5. Andere Instrumente sind: das Marimbaphon, Glockensätze, Gongs usw. Hinduistische, javanische, chinesische usw. Orchester umfassen alle solche Glockenorgel oder Gongorgeln, wie sie genannt wurden, die in der Lage sind, Serien von fünfzehn bis dreißig präzise Töne zu erzeugen.
6. Wir könnten Gongs, Glocken usw. hinzufügen, die, wenn sie richtig gebaut sind (einschließlich aller Register), vielleicht das Klavier ersetzen könnten. So wie sie jetzt stehen, sind sie zu plump und ihre Töne zu vage und beschränkt, um alles andere als ein Hilfsmittel zu sein, wenn auch eine notwendigste Hilfe für die Klaviere, soweit ich es mir vorstellen kann.

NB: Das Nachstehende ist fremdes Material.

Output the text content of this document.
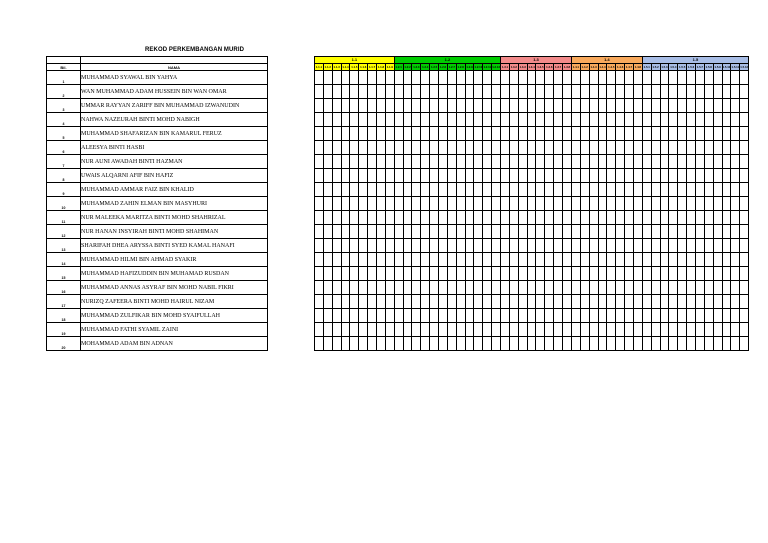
REKOD PERKEMBANGAN MURID
			1.1									1.2												1.3								1.4								1.5											
Bil.	NAMA		1.1.1	1.1.2	1.1.3	1.1.4	1.1.5	1.1.6	1.1.7	1.1.8	1.1.9	1.2.1	1.2.2	1.2.3	1.2.4	1.2.5	1.2.6	1.2.7	1.2.8	1.2.9	1.2.10	1.2.11	1.2.12	1.3.1	1.3.2	1.3.3	1.3.4	1.3.5	1.3.6	1.3.7	1.3.8	1.4.1	1.4.2	1.4.3	1.4.4	1.4.5	1.4.6	1.4.7	1.4.8	1.5.1	1.5.2	1.5.3	1.5.4	1.5.5	1.5.6	1.5.7	1.5.8	1.5.9	1.5.10	1.5.11	1.5.12
1	MUHAMMAD SYAWAL BIN YAHYA																																																		
2	WAN MUHAMMAD ADAM HUSSEIN BIN WAN OMAR																																																		
3	UMMAR RAYYAN ZARIFF BIN MUHAMMAD IZWANUDIN																																																		
4	NAHWA NAZEURAH BINTI MOHD NABIGH																																																		
5	MUHAMMAD SHAFARIZAN BIN KAMARUL FERUZ																																																		
6	ALEESYA BINTI HASBI																																																		
7	NUR AUNI AWADAH BINTI HAZMAN																																																		
8	UWAIS ALQARNI AFIF BIN HAFIZ																																																		
9	MUHAMMAD AMMAR FAIZ BIN KHALID																																																		
10	MUHAMMAD ZAHIN ELMAN BIN MASYHURI																																																		
11	NUR MALEEKA MARITZA BINTI MOHD SHAHRIZAL																																																		
12	NUR HANAN INSYIRAH BINTI MOHD SHAHIMAN																																																		
13	SHARIFAH DHEA ARYSSA BINTI SYED KAMAL HANAFI																																																		
14	MUHAMMAD HILMI BIN AHMAD SYAKIR																																																		
15	MUHAMMAD HAFIZUDDIN BIN MUHAMAD RUSDAN																																																		
16	MUHAMMAD ANNAS ASYRAF BIN MOHD NABIL FIKRI																																																		
17	NURIZQ ZAFEERA BINTI MOHD HAIRUL NIZAM																																																		
18	MUHAMMAD ZULFIKAR BIN MOHD SYAIFULLAH																																																		
19	MUHAMMAD FATHI SYAMIL ZAINI																																																		
20	MOHAMMAD ADAM BIN ADNAN																																																		
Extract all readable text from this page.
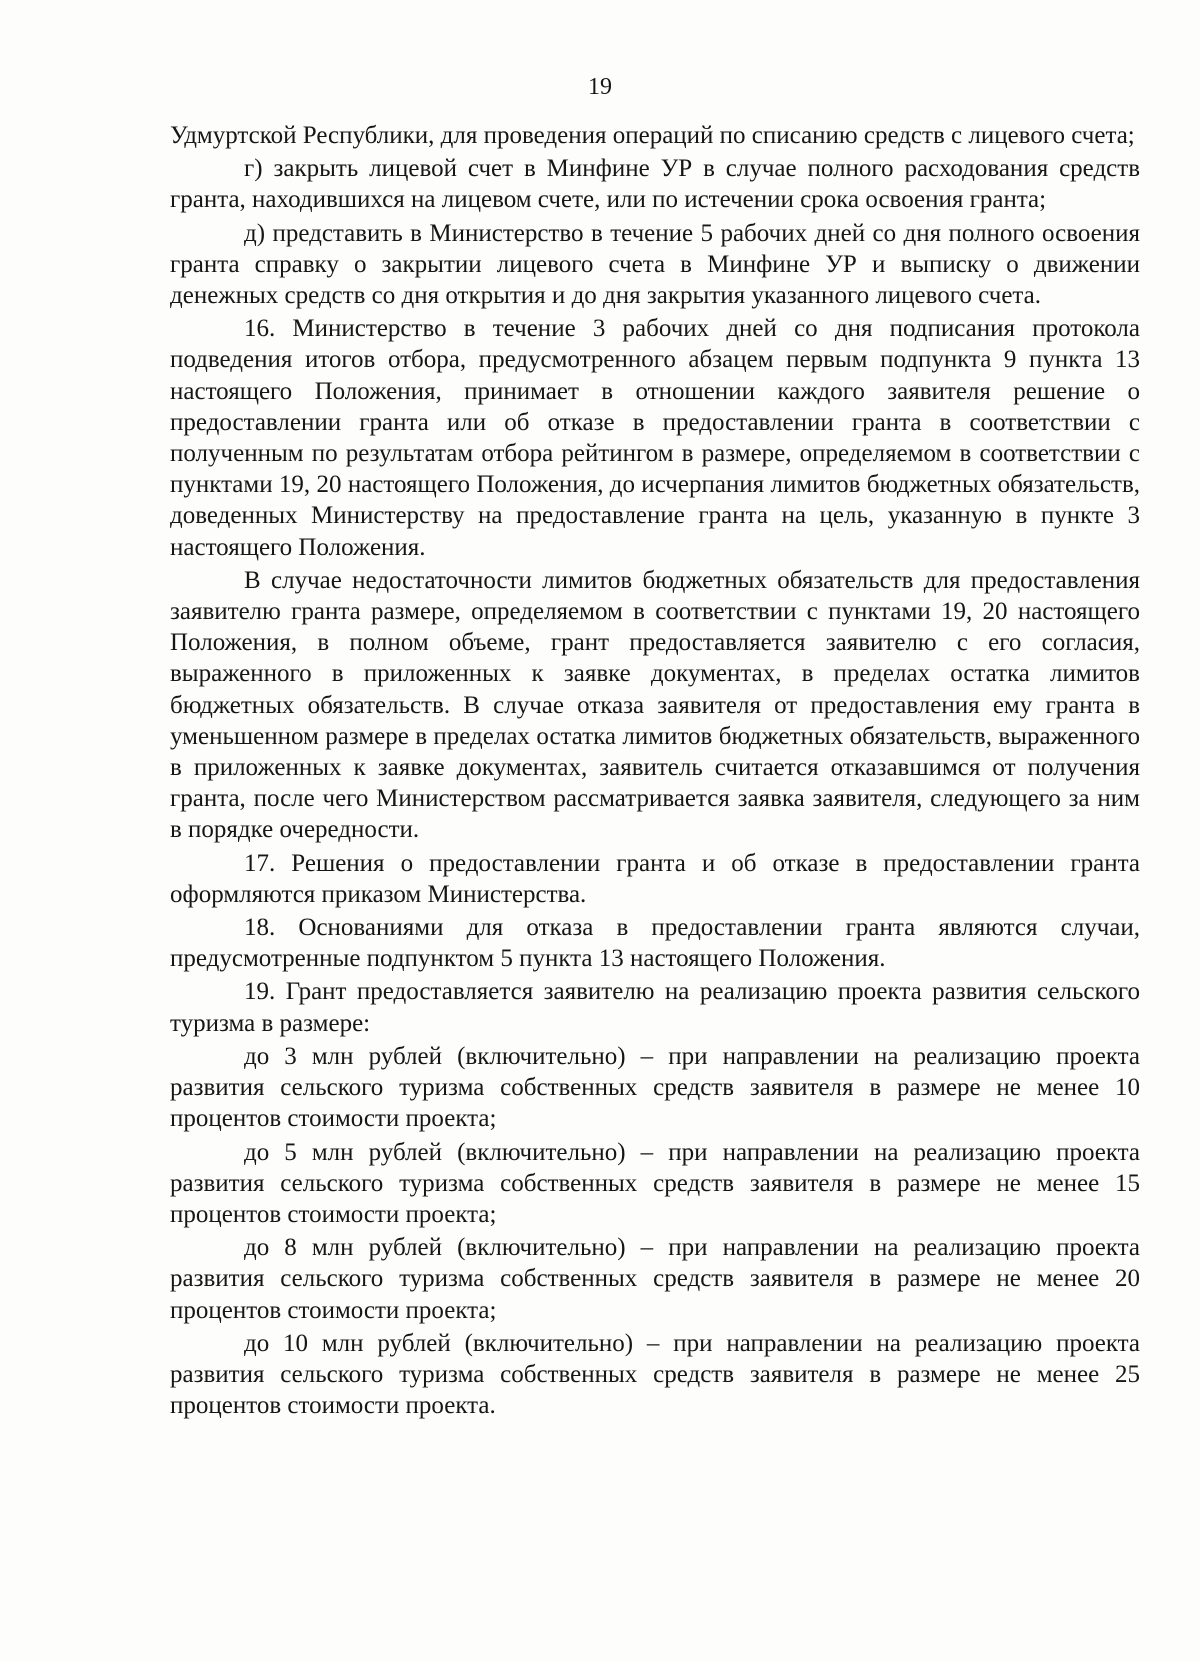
19

Удмуртской Республики, для проведения операций по списанию средств с лицевого счета;

г) закрыть лицевой счет в Минфине УР в случае полного расходования средств гранта, находившихся на лицевом счете, или по истечении срока освоения гранта;

д) представить в Министерство в течение 5 рабочих дней со дня полного освоения гранта справку о закрытии лицевого счета в Минфине УР и выписку о движении денежных средств со дня открытия и до дня закрытия указанного лицевого счета.

16. Министерство в течение 3 рабочих дней со дня подписания протокола подведения итогов отбора, предусмотренного абзацем первым подпункта 9 пункта 13 настоящего Положения, принимает в отношении каждого заявителя решение о предоставлении гранта или об отказе в предоставлении гранта в соответствии с полученным по результатам отбора рейтингом в размере, определяемом в соответствии с пунктами 19, 20 настоящего Положения, до исчерпания лимитов бюджетных обязательств, доведенных Министерству на предоставление гранта на цель, указанную в пункте 3 настоящего Положения.

В случае недостаточности лимитов бюджетных обязательств для предоставления заявителю гранта размере, определяемом в соответствии с пунктами 19, 20 настоящего Положения, в полном объеме, грант предоставляется заявителю с его согласия, выраженного в приложенных к заявке документах, в пределах остатка лимитов бюджетных обязательств. В случае отказа заявителя от предоставления ему гранта в уменьшенном размере в пределах остатка лимитов бюджетных обязательств, выраженного в приложенных к заявке документах, заявитель считается отказавшимся от получения гранта, после чего Министерством рассматривается заявка заявителя, следующего за ним в порядке очередности.

17. Решения о предоставлении гранта и об отказе в предоставлении гранта оформляются приказом Министерства.

18. Основаниями для отказа в предоставлении гранта являются случаи, предусмотренные подпунктом 5 пункта 13 настоящего Положения.

19. Грант предоставляется заявителю на реализацию проекта развития сельского туризма в размере:

до 3 млн рублей (включительно) – при направлении на реализацию проекта развития сельского туризма собственных средств заявителя в размере не менее 10 процентов стоимости проекта;

до 5 млн рублей (включительно) – при направлении на реализацию проекта развития сельского туризма собственных средств заявителя в размере не менее 15 процентов стоимости проекта;

до 8 млн рублей (включительно) – при направлении на реализацию проекта развития сельского туризма собственных средств заявителя в размере не менее 20 процентов стоимости проекта;

до 10 млн рублей (включительно) – при направлении на реализацию проекта развития сельского туризма собственных средств заявителя в размере не менее 25 процентов стоимости проекта.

7. Nach Berechnungen, die auf dem Studium der Gemälde und Flachreliefs alter Tempel beruhen, würde das ägyptische Orchester normalerweise enthalten: 20 Harfen, 8 Lauten, 5 Leiern, 6 Doppelpfeifen, 5 Flöten, 2 Pfeifen, 2 Tamburine und Stimmen — das ist ein Anteil von 35 Zupfinstrumenten und 13 Holzblasinstrumenten. Laut Athenaeus bestand das königliche Orchestra zur Zeit der Ptolemäus-Philharmonie für die Galaaufführungen aus 300 Harfen und 300 Holzbläsern und Stimmen. (F. Rowbotham – „Eine Geschichte der Musik“.)